By Stuart Adelberg
I recently had the opportunity to see a national tour of the show, Come from Away at the Palace, a beautiful, historic theatre in downtown Stamford. I had already seen and loved this musical show twice before, but I could not pass up the opportunity to see it again.
For those who may not be familiar, Come from Away is about the Newfoundland town of Gander, following the September 11th attack, when 38 planes with thousands of passengers were forced to land at their airport. The show recounts true stories of individual residents and the stranded travelers they welcomed to their small town. The circumstances most of us remember are anything but positive, but the show is an incredibly uplifting tale of kindness and humanity in the face of tragedy.
You might expect Come from Away to have a diminishing effect on audiences the further away we get from September 11, 2001. What I experienced at the Palace was the opposite. The audience was mesmerized throughout the performance and on its feet the moment the show ended for an unusually long ovation. There is no doubt that the performances were worthy of the applause, but I believe the audience’s enthusiasm was due even more to the juxtaposition of this story and the divisive nature of the times we’re all living in today.

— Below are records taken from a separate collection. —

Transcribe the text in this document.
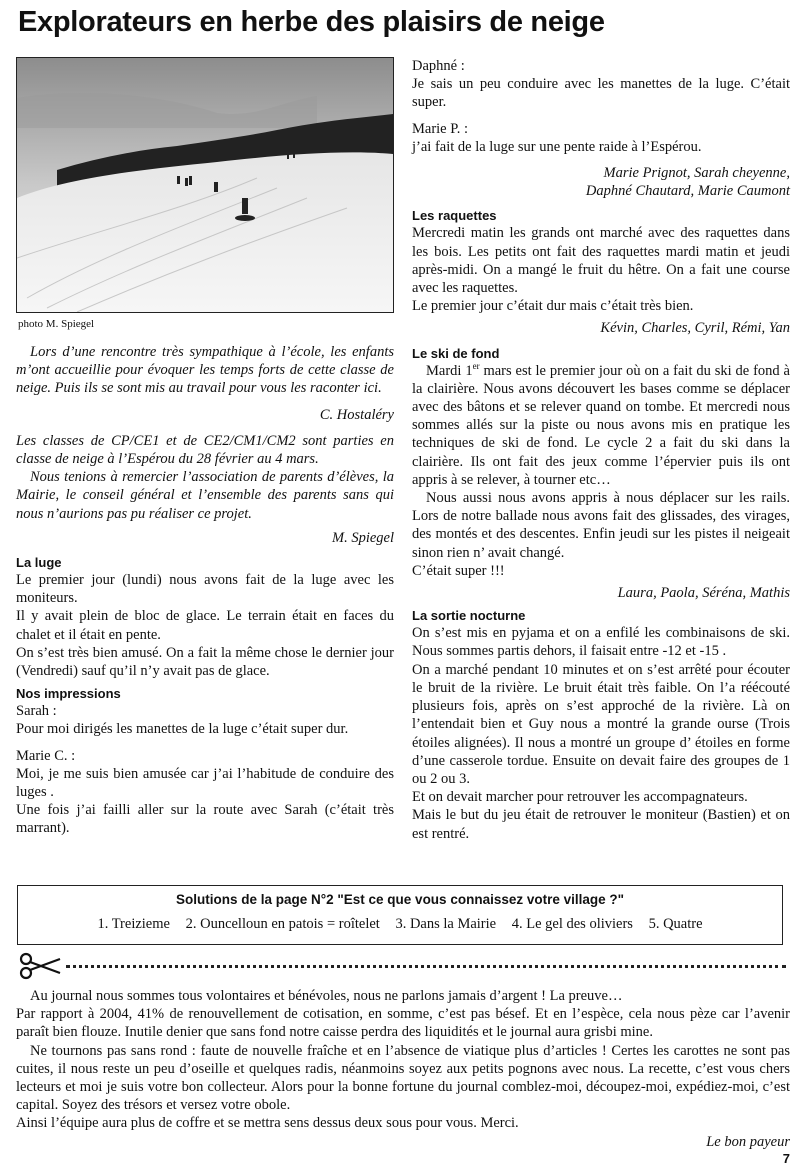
Explorateurs en herbe des plaisirs de neige
photo M. Spiegel

Lors d’une rencontre très sympathique à l’école, les enfants m’ont accueillie pour évoquer les temps forts de cette classe de neige. Puis ils se sont mis au travail pour vous les raconter ici.

C. Hostaléry

Les classes de CP/CE1 et de CE2/CM1/CM2 sont parties en classe de neige à l’Espérou du 28 février au 4 mars.

Nous tenions à remercier l’association de parents d’élèves, la Mairie, le conseil général et l’ensemble des parents sans qui nous n’aurions pas pu réaliser ce projet.

M. Spiegel

La luge

Le premier jour (lundi) nous avons fait de la luge avec les moniteurs.

Il y avait plein de bloc de glace. Le terrain était en faces du chalet et il était en pente.

On s’est très bien amusé. On a fait la même chose le dernier jour (Vendredi) sauf qu’il n’y avait pas de glace.

Nos impressions

Sarah :

Pour moi dirigés les manettes de la luge c’était super dur.

Marie C. :

Moi, je me suis bien amusée car j’ai l’habitude de conduire des luges .

Une fois j’ai failli aller sur la route avec Sarah (c’était très marrant).

Daphné :

Je sais un peu conduire avec les manettes de la luge. C’était super.

Marie P. :

j’ai fait de la luge sur une pente raide à l’Espérou.

Marie Prignot, Sarah cheyenne,

Daphné Chautard, Marie Caumont

Les raquettes

Mercredi matin les grands ont marché avec des raquettes dans les bois. Les petits ont fait des raquettes mardi matin et jeudi après-midi. On a mangé le fruit du hêtre. On a fait une course avec les raquettes.

Le premier jour c’était dur mais c’était très bien.

Kévin, Charles, Cyril, Rémi, Yan

Le ski de fond

Mardi 1er mars est le premier jour où on a fait du ski de fond à la clairière. Nous avons découvert les bases comme se déplacer avec des bâtons et se relever quand on tombe. Et mercredi nous sommes allés sur la piste ou nous avons mis en pratique les techniques de ski de fond. Le cycle 2 a fait du ski dans la clairière. Ils ont fait des jeux comme l’épervier puis ils ont appris à se relever, à tourner etc…

Nous aussi nous avons appris à nous déplacer sur les rails. Lors de notre ballade nous avons fait des glissades, des virages, des montés et des descentes. Enfin jeudi sur les pistes il neigeait sinon rien n’ avait changé.

C’était super !!!

Laura, Paola, Séréna, Mathis

La sortie nocturne

On s’est mis en pyjama et on a enfilé les combinaisons de ski. Nous sommes partis dehors, il faisait entre -12 et -15 .

On a marché pendant 10 minutes et on s’est arrêté pour écouter le bruit de la rivière. Le bruit était très faible. On l’a réécouté plusieurs fois, après on s’est approché de la rivière. Là on l’entendait bien et Guy nous a montré la grande ourse (Trois étoiles alignées). Il nous a montré un groupe d’ étoiles en forme d’une casserole tordue. Ensuite on devait faire des groupes de 1 ou 2 ou 3.

Et on devait marcher pour retrouver les accompagnateurs.

Mais le but du jeu était de retrouver le moniteur (Bastien) et on est rentré.

Solutions de la page N°2 "Est ce que vous connaissez votre village ?"
1. Treizieme 2. Ouncelloun en patois = roîtelet 3. Dans la Mairie 4. Le gel des oliviers 5. Quatre

Au journal nous sommes tous volontaires et bénévoles, nous ne parlons jamais d’argent ! La preuve…

Par rapport à 2004, 41% de renouvellement de cotisation, en somme, c’est pas bésef. Et en l’espèce, cela nous pèze car l’avenir paraît bien flouze. Inutile denier que sans fond notre caisse perdra des liquidités et le journal aura grisbi mine.

Ne tournons pas sans rond : faute de nouvelle fraîche et en l’absence de viatique plus d’articles ! Certes les carottes ne sont pas cuites, il nous reste un peu d’oseille et quelques radis, néanmoins soyez aux petits pognons avec nous. La recette, c’est vous chers lecteurs et moi je suis votre bon collecteur. Alors pour la bonne fortune du journal comblez-moi, découpez-moi, expédiez-moi, c’est capital. Soyez des trésors et versez votre obole.

Ainsi l’équipe aura plus de coffre et se mettra sens dessus deux sous pour vous. Merci.

Le bon payeur

7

In Come from Away, we see thousands of people from all over the world converge on a small island, more than doubling the population of Gander without any warning. Most of the travelers don’t know why they have been forced to land until they exit the planes. I was reminded that cell phones were not the commodity in 2001 that they are today, so the priority for most of the passengers was to communicate with their families back home, wherever that might be. The audience becomes involved in each of their personal stories. The frustration they all feel with the lack of information and the uncertainty about when they will be able to leave the island is palpable.
Nothing about the above is unexpected to those of us who experienced and remember many of the same emotions, even here at home. It is therefore surprising when Come from Away becomes a joyful story of new relationships, of selfless hospitality, of humor and music. The audience, in a matter of moments, becomes completely enamored by one story after another of strangers from totally different backgrounds instantly and without hesitation becoming families and friends.
The people of Gander don’t think about where their new guests live, what they look like, how they think, who they love, how they worship, or what they speak. They see hunger, exhaustion, fear and uncertainty. They take them into their homes, share food, drink, showers, clothes, beds, whatever they can think of to make a terrible situation a little more tolerable. Every time one of the passengers expresses gratitude or offers some type of recompense for the kindness of their hosts they receive the same response, “you would do the same for me.”
I pray that the world never again experiences a tragedy like September 11, 2001. But it would do us all well to remember how the world came together that week. Of course, we felt outrage. But even stronger was our desire to reach out, to support each other, to offer whatever we could with compassion, generosity, and kindness. This, more than anything, was worthy of the standing ovation! The audience response was also evidence, once again, of the power and the extraordinary value of the arts in teaching us what really matters.
Stuart Adelberg has a long history of leadership and active involvement in the region’s nonprofit arts and human services community. He enjoys the opportunity provided by Greenwich Sentinel to share his occasional thoughts and observations.